Hilário Silva (Espírito)
Desaparecera
Nelito, o filhinho do industrial Sérgio Luce.
A família viera da cidade
passar o fim de semana no apagado burgo madeireiro. E Manoel, o pequeno Nelito,
de quatro anos, embrenhara-se na mata enorme que circundava a localidade.
Duas horas longas de
expectativa.
A senhora Luce chorava ao
pé do marido preocupado. Amigos chegando. Servidores em movimento. Lá estavam
as pessoas mais salientes da vila. O médico, o sacerdote, o juiz, alguns
professores e o antigo advogado, Dr. Nascimento Júnior, muito conhecido pela
sua intransigência religiosa.
Humilde, apareceu também
Florêncio Gama, o diretor do templo espírita recém-fundado. Misturava-se, em
sua roupa surrada, à turba palradora, no grande portão da entrada, sustendo
dois cães arrepiados, em corda curta.
– Florêncio! Florêncio,
venha cá!
Era o Dr. Nascimento a
chamá-lo. O operário simples, de chapéu na mão e segurando os cachorros mansos,
foi atender.
Talvez desejando
humilhá-lo, o causídico pronunciou grande sermão. Não estimava saber que um
templo espírita se erguera. Respeitava em Florêncio um homem de bem.

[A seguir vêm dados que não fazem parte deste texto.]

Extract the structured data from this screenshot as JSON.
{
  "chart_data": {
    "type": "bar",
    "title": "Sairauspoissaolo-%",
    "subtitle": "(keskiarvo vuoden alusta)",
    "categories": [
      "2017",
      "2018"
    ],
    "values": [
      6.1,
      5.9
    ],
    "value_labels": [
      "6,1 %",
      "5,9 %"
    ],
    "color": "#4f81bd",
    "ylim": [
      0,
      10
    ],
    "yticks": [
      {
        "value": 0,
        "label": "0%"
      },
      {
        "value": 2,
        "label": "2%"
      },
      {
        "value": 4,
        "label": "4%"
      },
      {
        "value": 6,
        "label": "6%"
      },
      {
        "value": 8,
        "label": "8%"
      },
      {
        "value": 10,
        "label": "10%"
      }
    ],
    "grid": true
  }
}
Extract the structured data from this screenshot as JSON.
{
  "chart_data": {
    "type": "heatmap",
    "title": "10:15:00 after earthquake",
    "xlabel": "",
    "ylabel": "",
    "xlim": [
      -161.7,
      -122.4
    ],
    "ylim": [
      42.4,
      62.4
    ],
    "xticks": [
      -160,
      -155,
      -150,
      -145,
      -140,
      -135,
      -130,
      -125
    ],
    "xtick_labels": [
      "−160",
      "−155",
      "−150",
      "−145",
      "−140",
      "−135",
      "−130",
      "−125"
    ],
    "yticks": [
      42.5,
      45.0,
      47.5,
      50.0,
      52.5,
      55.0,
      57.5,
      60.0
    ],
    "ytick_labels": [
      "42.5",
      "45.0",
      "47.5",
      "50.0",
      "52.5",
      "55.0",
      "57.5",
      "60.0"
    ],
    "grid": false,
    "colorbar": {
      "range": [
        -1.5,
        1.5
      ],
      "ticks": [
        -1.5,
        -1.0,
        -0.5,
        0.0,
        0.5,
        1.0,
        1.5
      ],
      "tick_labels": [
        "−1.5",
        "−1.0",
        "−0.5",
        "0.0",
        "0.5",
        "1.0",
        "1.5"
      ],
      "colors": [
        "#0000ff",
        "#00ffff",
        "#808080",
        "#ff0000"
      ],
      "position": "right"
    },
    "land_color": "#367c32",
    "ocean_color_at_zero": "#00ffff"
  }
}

Trabalhador correto. Ordeiro. Entretanto, não queria vê-lo nas fileiras
espíritas. E acrescentava que os espíritas não eram cristãos tradicionais. Não
tinham classe. Discutiam livremente o Evangelho do Senhor. E isso lhe parecia
desrespeito. A Doutrina Espírita, a seu ver, constituía desordenado movimento
do povo. Sem pastor visível. Sem qualquer linha aristocrática na direção. Que o
amigo lhe desculpasse. A hora de inquietude não comportava o assunto; contudo,
não conseguia furtar-se ao ensejo.
Florêncio ouviu calado.
Explicou que desejava
simplesmente cooperar na busca. E pediu uma roupa usada pela criança. A senhora
Luce atendeu.
Em seguida, solicitou a
presença dos cães que habitavam a casa. Vieram à sala quatro buldogues solenes,
cinco dinamarqueses fidalgos, dois “fox-terrier” e uma cadelinha “bassé”.
Florêncio deu-lhes a roupa
da criança a cheirar, mas não se moveram. A seguir, repetiu a operação com os
dois cãezinhos que o acompanhavam. Latiram, impacientes. E libertos correram
para a mata, voltando, daí a alguns minutos, ladrando alegremente.
– “Sigamo-los – disse
Florêncio –, tudo indica que a criança foi encontrada.”
Todo o grupo avançou. Com
efeito, em pouco tempo, seguindo os cães, surpreenderam a criança dormindo num
monte de palha seca. Os animais ganiam, felizes, como quem havia cumprido
agradável dever.
Júbilo geral.
Florêncio recolheu os
companheiros para a volta, e, dirigindo-se, bem-humorado, ao Dr. Nascimento,
disse-lhe:
– Olhe a lição, doutor. O
senhor, decerto, enganou-se ao dizer que a Doutrina Espírita não possui
representantes respeitáveis. Temos, sim. E muitos. Agora, quanto a sermos uma
religião do povo, lembre-se de que os cães de raça, embora valiosíssimos,
ficaram em casa emproados e preguiçosos. Nossos cachorros anônimos, porém, não
hesitaram...
E terminou, contente:
– Conforme o senhor disse,
os espíritas podem ser os vira-latas do canil terrestre, segundo o seu
conceito, mas procuram trabalhar, aprendendo a servir...
Do livro Almas em
Desfile, obra psicografada pelos médiuns Francisco Cândido Xavier e Waldo
Vieira.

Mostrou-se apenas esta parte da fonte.